Starting in 2009, the council undertook to extensively update the camp's shooting range facilities with the construction of a BB gun and slingshot building and ranges which opened in 2010 and the construction of a large standing gun range for rifle and shotgun shooting activities for 2011.

==Wag-O-Shag Lodge==
Wag-O-Shag Lodge is the Order of the Arrow lodge that serves the council. It was originally formed in October 21, 1944, with the name "Potawatomi Area Lodge", but the name was changed to "Wag-O-Shag" shortly after. This name is an anglicization of the Potawatomi word waugooshance, which means "little foxes".

In late 1943 and early 1944 Charles W. Woodson, Potawatomi Area Council Executive, conferred frequently with William G Hoffman, then Samoset Council Executive and Adviser to Area P of the Order of the Arrow, about starting a lodge in our council.
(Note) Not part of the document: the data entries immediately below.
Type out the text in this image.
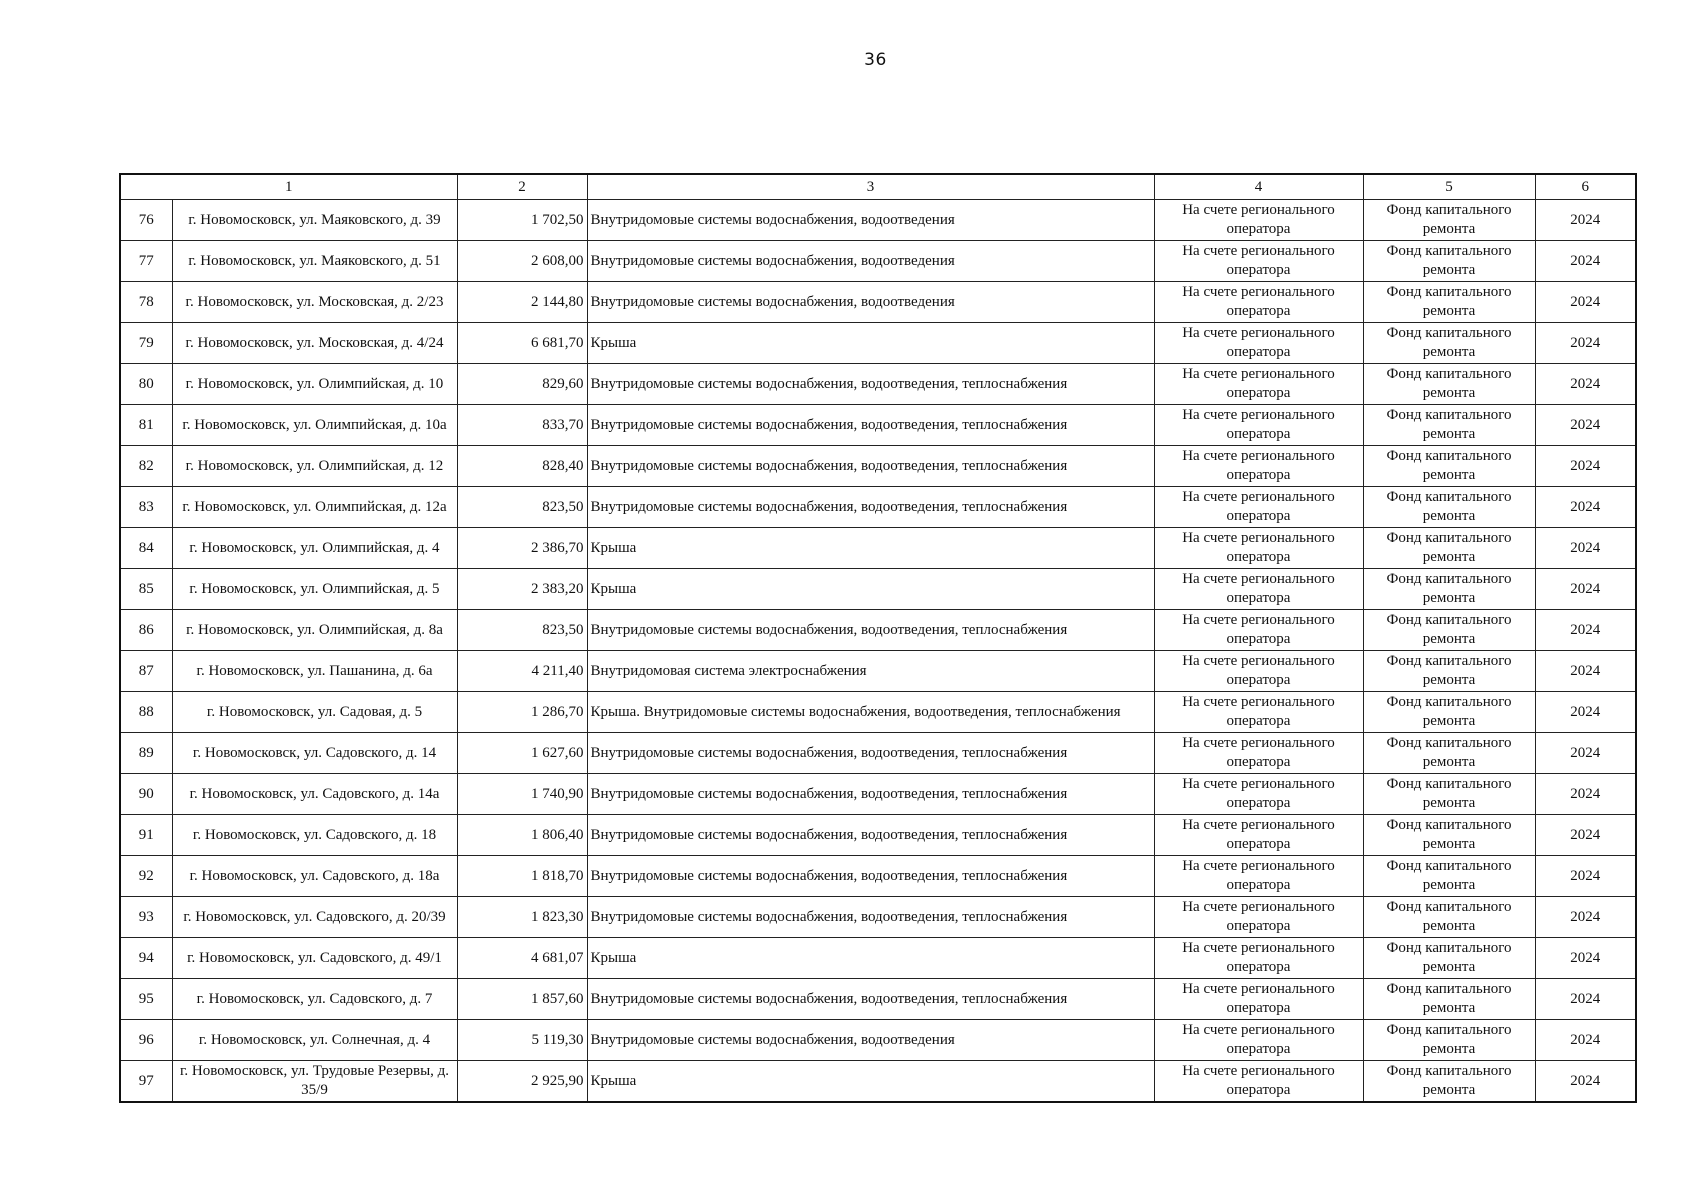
36
1		2	3	4	5	6
76	г. Новомосковск, ул. Маяковского, д. 39	1 702,50	Внутридомовые системы водоснабжения, водоотведения	На счете регионального оператора	Фонд капитального ремонта	2024
77	г. Новомосковск, ул. Маяковского, д. 51	2 608,00	Внутридомовые системы водоснабжения, водоотведения	На счете регионального оператора	Фонд капитального ремонта	2024
78	г. Новомосковск, ул. Московская, д. 2/23	2 144,80	Внутридомовые системы водоснабжения, водоотведения	На счете регионального оператора	Фонд капитального ремонта	2024
79	г. Новомосковск, ул. Московская, д. 4/24	6 681,70	Крыша	На счете регионального оператора	Фонд капитального ремонта	2024
80	г. Новомосковск, ул. Олимпийская, д. 10	829,60	Внутридомовые системы водоснабжения, водоотведения, теплоснабжения	На счете регионального оператора	Фонд капитального ремонта	2024
81	г. Новомосковск, ул. Олимпийская, д. 10а	833,70	Внутридомовые системы водоснабжения, водоотведения, теплоснабжения	На счете регионального оператора	Фонд капитального ремонта	2024
82	г. Новомосковск, ул. Олимпийская, д. 12	828,40	Внутридомовые системы водоснабжения, водоотведения, теплоснабжения	На счете регионального оператора	Фонд капитального ремонта	2024
83	г. Новомосковск, ул. Олимпийская, д. 12а	823,50	Внутридомовые системы водоснабжения, водоотведения, теплоснабжения	На счете регионального оператора	Фонд капитального ремонта	2024
84	г. Новомосковск, ул. Олимпийская, д. 4	2 386,70	Крыша	На счете регионального оператора	Фонд капитального ремонта	2024
85	г. Новомосковск, ул. Олимпийская, д. 5	2 383,20	Крыша	На счете регионального оператора	Фонд капитального ремонта	2024
86	г. Новомосковск, ул. Олимпийская, д. 8а	823,50	Внутридомовые системы водоснабжения, водоотведения, теплоснабжения	На счете регионального оператора	Фонд капитального ремонта	2024
87	г. Новомосковск, ул. Пашанина, д. 6а	4 211,40	Внутридомовая система электроснабжения	На счете регионального оператора	Фонд капитального ремонта	2024
88	г. Новомосковск, ул. Садовая, д. 5	1 286,70	Крыша. Внутридомовые системы водоснабжения, водоотведения, теплоснабжения	На счете регионального оператора	Фонд капитального ремонта	2024
89	г. Новомосковск, ул. Садовского, д. 14	1 627,60	Внутридомовые системы водоснабжения, водоотведения, теплоснабжения	На счете регионального оператора	Фонд капитального ремонта	2024
90	г. Новомосковск, ул. Садовского, д. 14а	1 740,90	Внутридомовые системы водоснабжения, водоотведения, теплоснабжения	На счете регионального оператора	Фонд капитального ремонта	2024
91	г. Новомосковск, ул. Садовского, д. 18	1 806,40	Внутридомовые системы водоснабжения, водоотведения, теплоснабжения	На счете регионального оператора	Фонд капитального ремонта	2024
92	г. Новомосковск, ул. Садовского, д. 18а	1 818,70	Внутридомовые системы водоснабжения, водоотведения, теплоснабжения	На счете регионального оператора	Фонд капитального ремонта	2024
93	г. Новомосковск, ул. Садовского, д. 20/39	1 823,30	Внутридомовые системы водоснабжения, водоотведения, теплоснабжения	На счете регионального оператора	Фонд капитального ремонта	2024
94	г. Новомосковск, ул. Садовского, д. 49/1	4 681,07	Крыша	На счете регионального оператора	Фонд капитального ремонта	2024
95	г. Новомосковск, ул. Садовского, д. 7	1 857,60	Внутридомовые системы водоснабжения, водоотведения, теплоснабжения	На счете регионального оператора	Фонд капитального ремонта	2024
96	г. Новомосковск, ул. Солнечная, д. 4	5 119,30	Внутридомовые системы водоснабжения, водоотведения	На счете регионального оператора	Фонд капитального ремонта	2024
97	г. Новомосковск, ул. Трудовые Резервы, д. 35/9	2 925,90	Крыша	На счете регионального оператора	Фонд капитального ремонта	2024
Application for a lodge charter was submitted and approved by the National Council on October 21, 1944, with the number 280 being designated for the Potawatomi Area Lodge.

National Council expressed concern because of the similarity between the spelling of the Potawatome Lodge #63 of Bloomington, Illinois and the Potawattomi Lodge #122 of Chicago Heights, Illinois.

Dr. Vince Batha suggested the name “Wag-O-Shag” which was derived from the word “Waugooshance”. Waugooshance, in the tongue of the Potawatomi Indians, meant “little foxes”. At that time, early 1800s, many foxes inhabited the area and it was also the totem of the local Indian tribe. Waugooshance was also a favorite name with the Indians for crooked rivers, whose winding resembled the eccentric trail of the cunning animals whose name they bore.

Original charter members were: Charles W Woodson, Dr. James Christiansen, Dr. Vince Batha, Robert Jansky, Barton Rodgers, James Huber, Rudolph Timmel, Fritz Grover, Eugene Radke, and Ronald Johnson.

The first lodge officers were: Charles W Woodson, Adviser, who appointed the following: Ronald Johnson, Lodge Chief; James Huber, Scribe; Fred Grover, Treasurer.

The lodge participated with Mikano Lodge #231 at first until we became fully operational. The first lodge tapout took place at Indian Mound Reservation during summer camp periods. During the summer of 1945, 12 senior scouts and adults were tapped out by our ritual team. Ordeal was then completed while still in camp.

The following year the Long Lake property was opened for summer camp. At the first tapout all current Ku-Ni-Eh members were officially made Wag-O-Shag members. At that time all O.A. ceremonies were held at its secret campfire location off the camp property and was eventually completed with a concrete altar.

With the coming of the early 1930s and a lack of knowledge on the part of the council regarding Ku-Ni-Eh, Ku-Ni-Eh gradually took over as the honor camper society. Ku-Ni-Eh offered more secret rituals, local clans, dedication to the Scouting program, promote camping, and an embroidered patch worn on the right sleeve of the Scout uniform. It should be also noted that at this time Ku-Ni-Eh had a far greater membership than the OA. The National Council finally banned the Ku-Ni-Eh in 1948.